Cougars rolling on diamond with key division games on tap

By TIM MORRIS
Staff Writer

It’s a new division with strikingly similar results. After winning the Shore Conference A North Division baseball title last spring, Colts Neck High School moved to B North in 2015 and has picked up where it left off last year.

Head coach Mike Yorke’s Cougars are 8-1 overall and 5-0 in division play, and they sit atop their new division.

“I’m not surprised at the performances of our athletes. I know they have ability,” Yorke said. “I’m extremely happy that they have bought into our team-first philosophy, which is difficult for 15- [to] 17-year-old athletes to do sometimes.”

The Cougars have already dispelled one of their biggest concerns heading into the season: pitching.

Colts Neck graduated their two aces — Gianni Magliaro and Robbie Warendorf — from the A North title squad and nine of the team’s 16 victories went with them.
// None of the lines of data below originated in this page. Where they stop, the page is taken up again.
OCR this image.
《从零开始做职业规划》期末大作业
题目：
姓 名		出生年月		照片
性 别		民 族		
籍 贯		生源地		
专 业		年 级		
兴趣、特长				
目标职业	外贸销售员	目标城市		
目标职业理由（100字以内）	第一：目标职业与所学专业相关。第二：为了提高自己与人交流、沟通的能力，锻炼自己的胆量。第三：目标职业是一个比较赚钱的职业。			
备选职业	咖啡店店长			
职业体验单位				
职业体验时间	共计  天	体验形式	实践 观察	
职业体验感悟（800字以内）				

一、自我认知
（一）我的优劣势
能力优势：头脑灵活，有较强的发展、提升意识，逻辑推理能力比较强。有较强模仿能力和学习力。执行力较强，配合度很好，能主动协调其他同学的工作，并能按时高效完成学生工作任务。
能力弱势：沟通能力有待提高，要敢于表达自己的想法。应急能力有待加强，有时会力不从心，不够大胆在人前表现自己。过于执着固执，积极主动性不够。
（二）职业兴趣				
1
Of the 155 innings thrown by Cougars pitchers in 2014, the team only returned 52 innings of experience.

However, Yorke still held a pair of would-be aces in left-handers Chris Murphy (4-1) and Mario Ferraioli (3-2), who combined for seven wins.

They have been bona fide aces thus far in 2015. Both are 3-0.
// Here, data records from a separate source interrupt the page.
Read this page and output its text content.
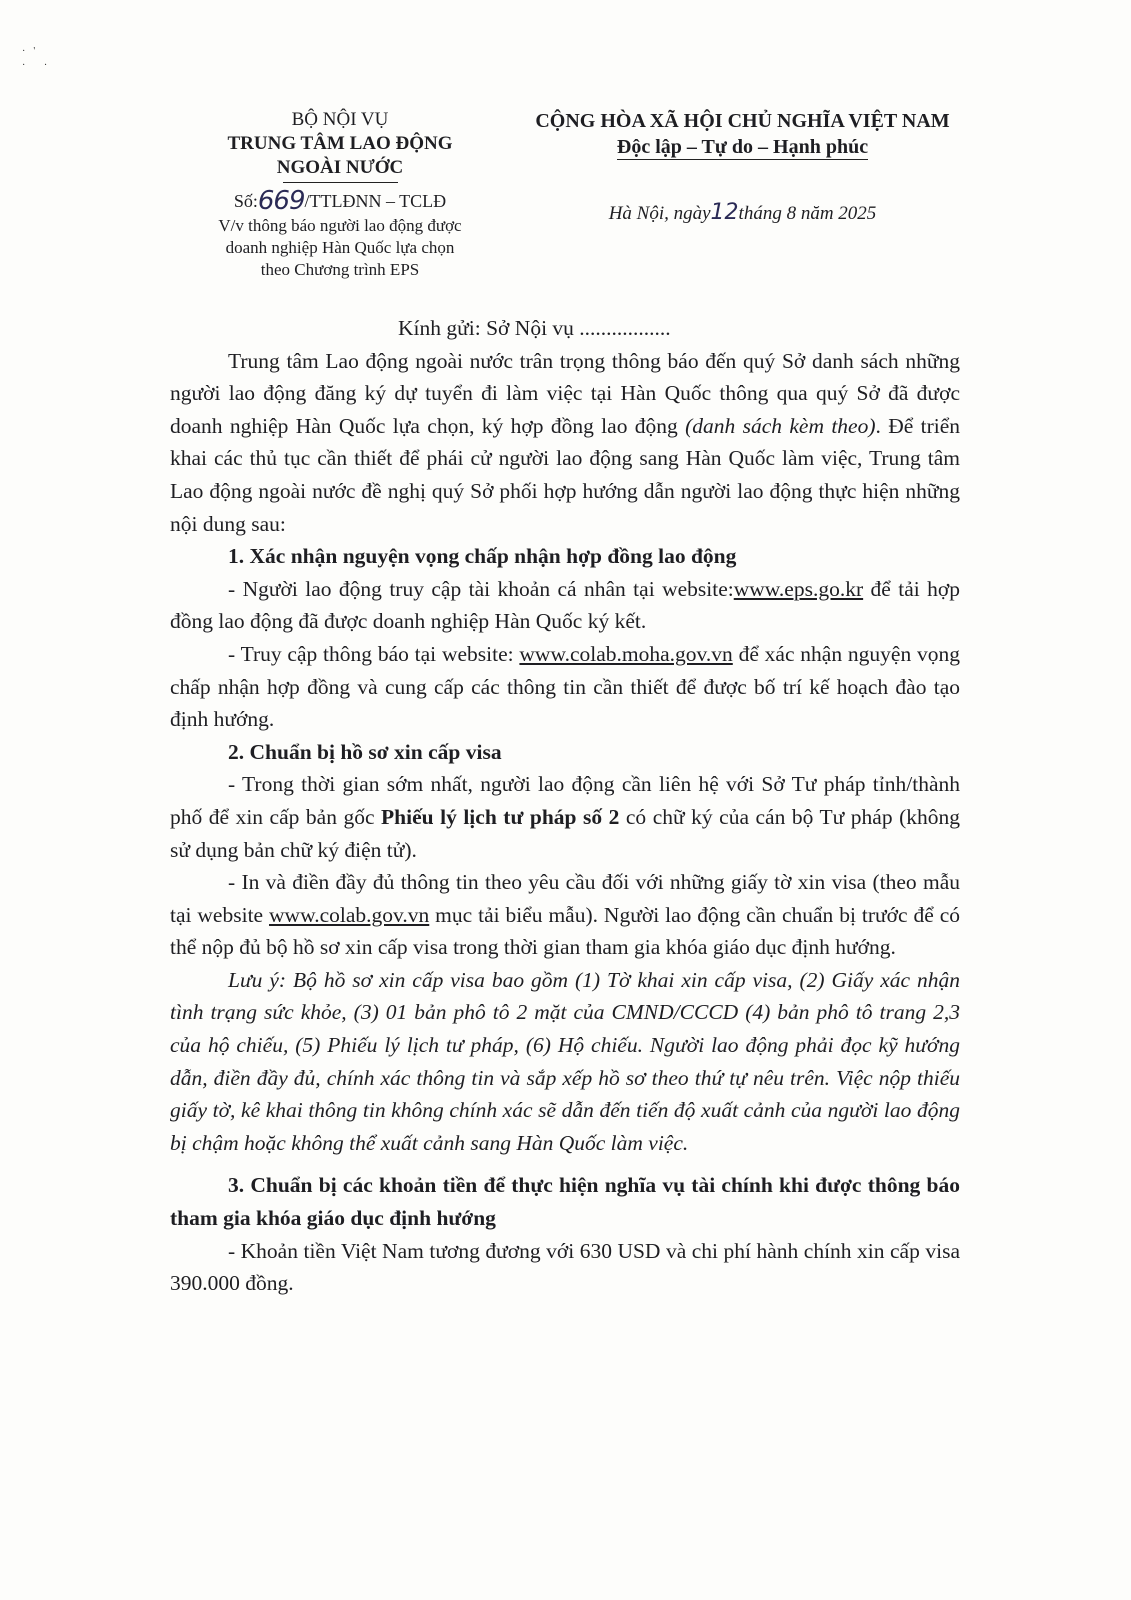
·'
· ·
BỘ NỘI VỤ
TRUNG TÂM LAO ĐỘNG
NGOÀI NƯỚC
Số:669/TTLĐNN – TCLĐ
V/v thông báo người lao động được
doanh nghiệp Hàn Quốc lựa chọn
theo Chương trình EPS
CỘNG HÒA XÃ HỘI CHỦ NGHĨA VIỆT NAM
Độc lập – Tự do – Hạnh phúc
Hà Nội, ngày12tháng 8 năm 2025

Kính gửi: Sở Nội vụ .................

Trung tâm Lao động ngoài nước trân trọng thông báo đến quý Sở danh sách những người lao động đăng ký dự tuyển đi làm việc tại Hàn Quốc thông qua quý Sở đã được doanh nghiệp Hàn Quốc lựa chọn, ký hợp đồng lao động (danh sách kèm theo). Để triển khai các thủ tục cần thiết để phái cử người lao động sang Hàn Quốc làm việc, Trung tâm Lao động ngoài nước đề nghị quý Sở phối hợp hướng dẫn người lao động thực hiện những nội dung sau:

1. Xác nhận nguyện vọng chấp nhận hợp đồng lao động

- Người lao động truy cập tài khoản cá nhân tại website:www.eps.go.kr để tải hợp đồng lao động đã được doanh nghiệp Hàn Quốc ký kết.

- Truy cập thông báo tại website: www.colab.moha.gov.vn để xác nhận nguyện vọng chấp nhận hợp đồng và cung cấp các thông tin cần thiết để được bố trí kế hoạch đào tạo định hướng.

2. Chuẩn bị hồ sơ xin cấp visa

- Trong thời gian sớm nhất, người lao động cần liên hệ với Sở Tư pháp tỉnh/thành phố để xin cấp bản gốc Phiếu lý lịch tư pháp số 2 có chữ ký của cán bộ Tư pháp (không sử dụng bản chữ ký điện tử).

- In và điền đầy đủ thông tin theo yêu cầu đối với những giấy tờ xin visa (theo mẫu tại website www.colab.gov.vn mục tải biểu mẫu). Người lao động cần chuẩn bị trước để có thể nộp đủ bộ hồ sơ xin cấp visa trong thời gian tham gia khóa giáo dục định hướng.

Lưu ý: Bộ hồ sơ xin cấp visa bao gồm (1) Tờ khai xin cấp visa, (2) Giấy xác nhận tình trạng sức khỏe, (3) 01 bản phô tô 2 mặt của CMND/CCCD (4) bản phô tô trang 2,3 của hộ chiếu, (5) Phiếu lý lịch tư pháp, (6) Hộ chiếu. Người lao động phải đọc kỹ hướng dẫn, điền đầy đủ, chính xác thông tin và sắp xếp hồ sơ theo thứ tự nêu trên. Việc nộp thiếu giấy tờ, kê khai thông tin không chính xác sẽ dẫn đến tiến độ xuất cảnh của người lao động bị chậm hoặc không thể xuất cảnh sang Hàn Quốc làm việc.

3. Chuẩn bị các khoản tiền để thực hiện nghĩa vụ tài chính khi được thông báo tham gia khóa giáo dục định hướng

- Khoản tiền Việt Nam tương đương với 630 USD và chi phí hành chính xin cấp visa 390.000 đồng.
Murphy allowed his first earned run of the year April 16 when the Cougars beat traditional B North power Wall High School, 4-2.

The senior has worked 18 innings and notched 25 strikeouts.

Ferraioli, a junior, is pitching to a 1.75 ERA with 16 strikeouts in 16 innings.

They are the definition of power pitchers.

Mike D’Attavio, a newcomer, is 2-0.

Justin Hanewald, another newcomer, is 2-2 in save opportunities. He collected his second save in the Wall victories.

D’Attavio and Hanewald are juniors.

The Cougar pitchers had not allowed more than four runs in any one game. Murphy and Hanewald combined for a three-hitter against Wall.

Colts Neck also graduated a considerable part of its offense except for the A North Hitter of the Year, Tyler Kapuscinski. While Kapuscinski is having the kind of year he expected (.444 batting average), two players who batted under .300 last year have been on fire.

Mike Antico and Tyler Kay are both batting .500 with 23 hits between them. Antico, a junior who has committed to St. John’s University, Kay and newcomer Tim Cavrak share the RBI lead at six. Antico has scored 12 runs and Kapuscinski has 10.

Kay (four doubles) and Antico (four triples) have supplied the team’s power.

Colts Neck has scored 71 runs in its first eight games without the benefit of the long ball. The team has not hit a home run, yet is averaging just fewer than nine runs a game. That’s because the Cougars have been playing small ball so well, utilizing their speed and running the bases aggressively, forcing the action.

The insurance run against Wall came on a suicide squeeze off the bat of Jake Mc- Tigue, scoring Nick Umbro.

Antico, who has been doing everything for the Cougars, has used his base stealing to score those team-high 12 runs. He has 14 stolen bases already in just eight games.

Umbro has swiped five.

The Cougars have displayed comeback ability during their 8-0 start. At Freehold High School, they trailed, 4-1, heading into the sixth inning but scored two in the sixth and three in the seventh to win it, 6- 4. Every starter had at least one base hit in the game. Andrew Conforti delivered two RBIs. Ferraioli pitched a complete game, fanning seven.

Colts Neck moves into the heart of its B North schedule this week against the division’s other powerhouses. On April 20, the Cougars were scheduled to play undefeated defending division champion Red Bank Catholic High School (5-0) at Count Basie Field in Red Bank.

On April 24, they play the division’s other perennial contender, Ocean Township High School, which is off to a 7-1 start, in Colts Neck.

This week’s schedule is a reminder that despite the Cougars’ great start, “there is much more baseball ahead,” Yorke said.